Taking care of damaged skin
A different approach is needed when the wound edge is already macerated, or the surrounding skin is damaged. A cyanoacrylate-based elastomeric skin protectant can protect skin and create an environment for healing. The cyanoacrylate component enables attachment to, and protection of, moist, damaged surfaces; early data5 has shown positive results when used to manage maceration.
For many patients with VLUs, years of abnormal venous and lymphatic flow can lead to structural changes of the tissue. This includes epidermal, dermal and soft-tissue thickening. Hyperkeratosis (buildup of dry, flaky skin) and stasis dermatitis (inflammation of the epidermis and dermis) are common.
Whenever dermatitis is present in surrounding skin, this possibility of secondary infections should be considered. In Foroozan’s research,6 fungal species were present in 27.6% of the skin samples from venous ulcers. If infection is confirmed, the patient may benefit from a topical antimicrobial. Dermatitis without infection may benefit from a course of topical corticosteroids. 7
As edema resolves, dryness and flaking (desquamation) can be a problem. Daily application of a fragrance-free non-sensitizing moisturizer is the best choice for this topical-sensitive population.
Thinking “beyond the wound” involves building routine assessment and care of the skin into your daily practice. Interventions to protect and preserve the wound edge and surrounding skin may not only help with healing, but also improve the patient’s experience.
1 Machet L et al. Sensitization to Topical Treatments used in Leg Ulcers: A Meta-analysis(1975-2003) Poster presentation. World Union of Wound Healing Societies. (WUWHS). 2008
2 Coutts P, Queen D, Sibbald RG. Peri-wound skin protection: a comparison of a new skin barrier vs. traditional therapies in wound management. Wound Care Canada. 2003;1(1).
3 Cameron J, Hoffman D, Wilson J, Cherry GJ. Comparison of two peri-wound skin protectants in venous leg ulcers. Wound Care. 2005;14(5):233-6.25)
4 Serra, N., et al. Effectiveness of the association of multilayer compression therapy and periwound protection with Cavilon® (no sting barrier film) in the treatment of venous leg ulcers. Gerokomos. 2010; 21(3):124-130.

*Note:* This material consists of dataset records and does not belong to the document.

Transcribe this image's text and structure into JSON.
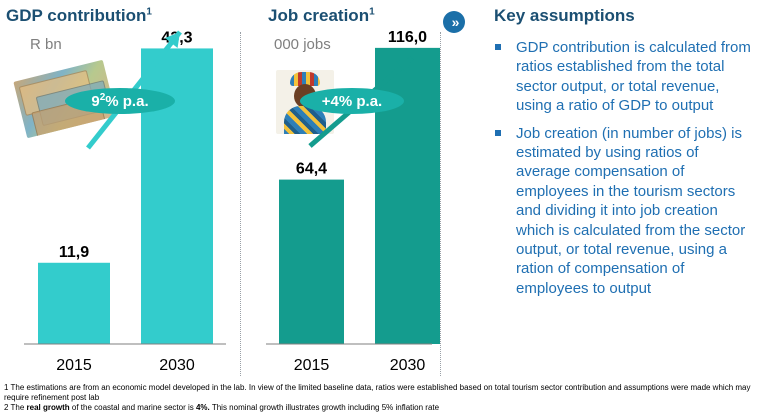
{
  "gdp_panel": {
    "title": "GDP contribution",
    "title_note": "1",
    "unit": "R bn",
    "growth": {
      "main": "9",
      "sup": "2",
      "suffix": "% p.a."
    },
    "image": "money-banknotes-photo"
  },
  "jobs_panel": {
    "title": "Job creation",
    "title_note": "1",
    "unit": "000 jobs",
    "growth": {
      "main": "+4% p.a."
    },
    "image": "person-in-traditional-attire-photo"
  },
  "chart_data": [
    {
      "type": "bar",
      "categories": [
        "2015",
        "2030"
      ],
      "values": [
        11.9,
        43.3
      ],
      "value_labels": [
        "11,9",
        "43,3"
      ],
      "ylabel": "R bn",
      "color": "#33cccc",
      "ylim": [
        0,
        46
      ]
    },
    {
      "type": "bar",
      "categories": [
        "2015",
        "2030"
      ],
      "values": [
        64.4,
        116.0
      ],
      "value_labels": [
        "64,4",
        "116,0"
      ],
      "ylabel": "000 jobs",
      "color": "#149c8e",
      "ylim": [
        0,
        123
      ]
    }
  ],
  "key_assumptions": {
    "title": "Key assumptions",
    "items": [
      "GDP contribution is calculated from ratios established from the total sector output, or total revenue, using a ratio of GDP to output",
      "Job creation (in number of jobs) is estimated by using ratios of average compensation of employees in the tourism sectors and dividing it into job creation which is calculated from the sector output, or total revenue, using a ration of compensation of employees to output"
    ]
  },
  "footnotes": {
    "f1": "1 The estimations are from an economic model developed in the lab. In view of the limited baseline data, ratios were established based on total tourism sector contribution and assumptions were made which may require refinement post lab",
    "f2_pre": "2 The ",
    "f2_bold1": "real growth",
    "f2_mid": " of the coastal and marine sector is ",
    "f2_bold2": "4%.",
    "f2_post": " This nominal growth illustrates growth including 5% inflation rate"
  },
  "colors": {
    "title": "#1b4f72",
    "gdp_bar": "#33cccc",
    "jobs_bar": "#149c8e",
    "growth_pill": "#1ab0a8",
    "assumption_text": "#1f6fb2"
  }
}
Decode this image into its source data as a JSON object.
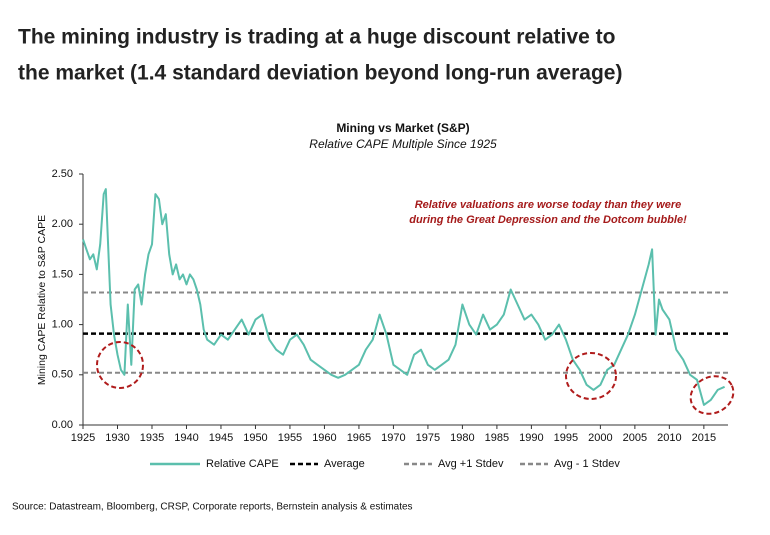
{
  "headline": [
    "The mining industry is trading at a huge discount relative to",
    "the market (1.4 standard deviation beyond long-run average)"
  ],
  "source": "Source: Datastream, Bloomberg, CRSP, Corporate reports, Bernstein analysis & estimates",
  "chart_data": {
    "type": "line",
    "title": "Mining vs Market (S&P)",
    "subtitle": "Relative CAPE Multiple Since 1925",
    "y_label": "Mining CAPE Relative to S&P CAPE",
    "annotation": [
      "Relative valuations are worse today than they were",
      "during the Great Depression and the Dotcom bubble!"
    ],
    "x": [
      1925,
      1925.5,
      1926,
      1926.5,
      1927,
      1927.5,
      1928,
      1928.3,
      1928.7,
      1929,
      1929.5,
      1930,
      1930.5,
      1931,
      1931.5,
      1932,
      1932.5,
      1933,
      1933.5,
      1934,
      1934.5,
      1935,
      1935.5,
      1936,
      1936.5,
      1937,
      1937.5,
      1938,
      1938.5,
      1939,
      1939.5,
      1940,
      1940.5,
      1941,
      1941.5,
      1942,
      1942.5,
      1943,
      1944,
      1945,
      1946,
      1947,
      1948,
      1949,
      1950,
      1951,
      1952,
      1953,
      1954,
      1955,
      1956,
      1957,
      1958,
      1959,
      1960,
      1961,
      1962,
      1963,
      1964,
      1965,
      1966,
      1967,
      1968,
      1969,
      1970,
      1971,
      1972,
      1973,
      1974,
      1975,
      1976,
      1977,
      1978,
      1979,
      1980,
      1981,
      1982,
      1983,
      1984,
      1985,
      1986,
      1987,
      1988,
      1989,
      1990,
      1991,
      1992,
      1993,
      1994,
      1995,
      1996,
      1997,
      1998,
      1999,
      2000,
      2001,
      2002,
      2003,
      2004,
      2005,
      2006,
      2007,
      2007.5,
      2008,
      2008.5,
      2009,
      2010,
      2011,
      2012,
      2013,
      2014,
      2015,
      2016,
      2017,
      2018
    ],
    "series": [
      {
        "name": "Relative CAPE",
        "color": "#5bbfad",
        "values": [
          1.85,
          1.75,
          1.65,
          1.7,
          1.55,
          1.8,
          2.3,
          2.35,
          1.7,
          1.2,
          0.9,
          0.7,
          0.55,
          0.5,
          1.2,
          0.6,
          1.35,
          1.4,
          1.2,
          1.5,
          1.7,
          1.8,
          2.3,
          2.25,
          2.0,
          2.1,
          1.7,
          1.5,
          1.6,
          1.45,
          1.5,
          1.4,
          1.5,
          1.45,
          1.35,
          1.2,
          0.95,
          0.85,
          0.8,
          0.9,
          0.85,
          0.95,
          1.05,
          0.9,
          1.05,
          1.1,
          0.85,
          0.75,
          0.7,
          0.85,
          0.9,
          0.8,
          0.65,
          0.6,
          0.55,
          0.5,
          0.47,
          0.5,
          0.55,
          0.6,
          0.75,
          0.85,
          1.1,
          0.9,
          0.6,
          0.55,
          0.5,
          0.7,
          0.75,
          0.6,
          0.55,
          0.6,
          0.65,
          0.8,
          1.2,
          1.0,
          0.9,
          1.1,
          0.95,
          1.0,
          1.1,
          1.35,
          1.2,
          1.05,
          1.1,
          1.0,
          0.85,
          0.9,
          1.0,
          0.85,
          0.65,
          0.55,
          0.4,
          0.35,
          0.4,
          0.55,
          0.6,
          0.75,
          0.9,
          1.1,
          1.35,
          1.6,
          1.75,
          0.9,
          1.25,
          1.15,
          1.05,
          0.75,
          0.65,
          0.5,
          0.45,
          0.2,
          0.25,
          0.35,
          0.38
        ]
      }
    ],
    "reference_lines": [
      {
        "name": "Average",
        "value": 0.91,
        "color": "#000000"
      },
      {
        "name": "Avg +1 Stdev",
        "value": 1.32,
        "color": "#888888"
      },
      {
        "name": "Avg - 1 Stdev",
        "value": 0.52,
        "color": "#888888"
      }
    ],
    "xlim": [
      1925,
      2018.5
    ],
    "xticks": [
      1925,
      1930,
      1935,
      1940,
      1945,
      1950,
      1955,
      1960,
      1965,
      1970,
      1975,
      1980,
      1985,
      1990,
      1995,
      2000,
      2005,
      2010,
      2015
    ],
    "ylim": [
      0,
      2.5
    ],
    "yticks": [
      {
        "value": 0,
        "label": "0.00"
      },
      {
        "value": 0.5,
        "label": "0.50"
      },
      {
        "value": 1,
        "label": "1.00"
      },
      {
        "value": 1.5,
        "label": "1.50"
      },
      {
        "value": 2,
        "label": "2.00"
      },
      {
        "value": 2.5,
        "label": "2.50"
      }
    ]
  }
}
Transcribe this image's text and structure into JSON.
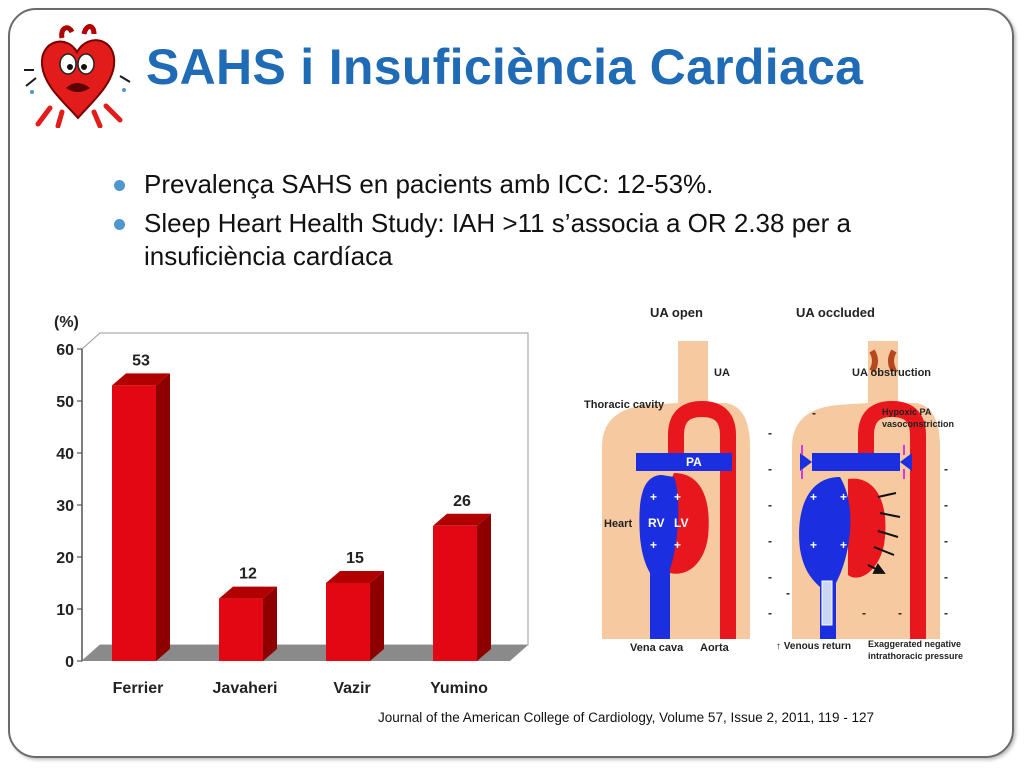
{
  "slide": {
    "title": "SAHS i Insuficiència Cardiaca",
    "bullets": [
      "Prevalença SAHS en pacients amb ICC: 12-53%.",
      "Sleep Heart Health Study: IAH >11 s’associa a OR 2.38 per a insuficiència cardíaca"
    ],
    "citation": "Journal of the American College of Cardiology, Volume 57, Issue 2, 2011, 119 - 127"
  },
  "colors": {
    "title": "#1f6bb5",
    "bar": "#e30613",
    "bullet": "#4f97cc"
  },
  "chart_data": {
    "type": "bar",
    "categories": [
      "Ferrier",
      "Javaheri",
      "Vazir",
      "Yumino"
    ],
    "values": [
      53,
      12,
      15,
      26
    ],
    "data_labels": [
      "53",
      "12",
      "15",
      "26"
    ],
    "ylabel": "(%)",
    "ylim": [
      0,
      60
    ],
    "yticks": [
      "0",
      "10",
      "20",
      "30",
      "40",
      "50",
      "60"
    ],
    "grid": false,
    "legend": "none"
  },
  "diagram": {
    "left_title": "UA open",
    "right_title": "UA occluded",
    "ua": "UA",
    "ua_obstruction": "UA obstruction",
    "thoracic_cavity": "Thoracic cavity",
    "hypoxic": [
      "Hypoxic PA",
      "vasoconstriction"
    ],
    "pa": "PA",
    "rv": "RV",
    "lv": "LV",
    "heart": "Heart",
    "vena_cava": "Vena cava",
    "aorta": "Aorta",
    "venous_return": "↑ Venous return",
    "exaggerated": [
      "Exaggerated negative",
      "intrathoracic pressure"
    ],
    "plus": "+",
    "minus": "-"
  }
}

5 LaForet K, Dias J, Muhammad S. Case series using an advanced silicone-based polymer skin protectant for the clinical management of patients with moisture-associated skin damage. (MASD). Canadian Association of Wound Care (CAWC); 2017.
6 Foroozan M et al. Prevalence Analysis of Fungi in Chronic Lower Extremity Ulcers. 2011;23(3):68-75
7 Rzepecki AK, Blaziak R. Stasis dermatitis: Differentiation from other common causes of lower extremity inflammation and management strategies. Current Geriatrics Reports. 2018; 7(1): 222-227.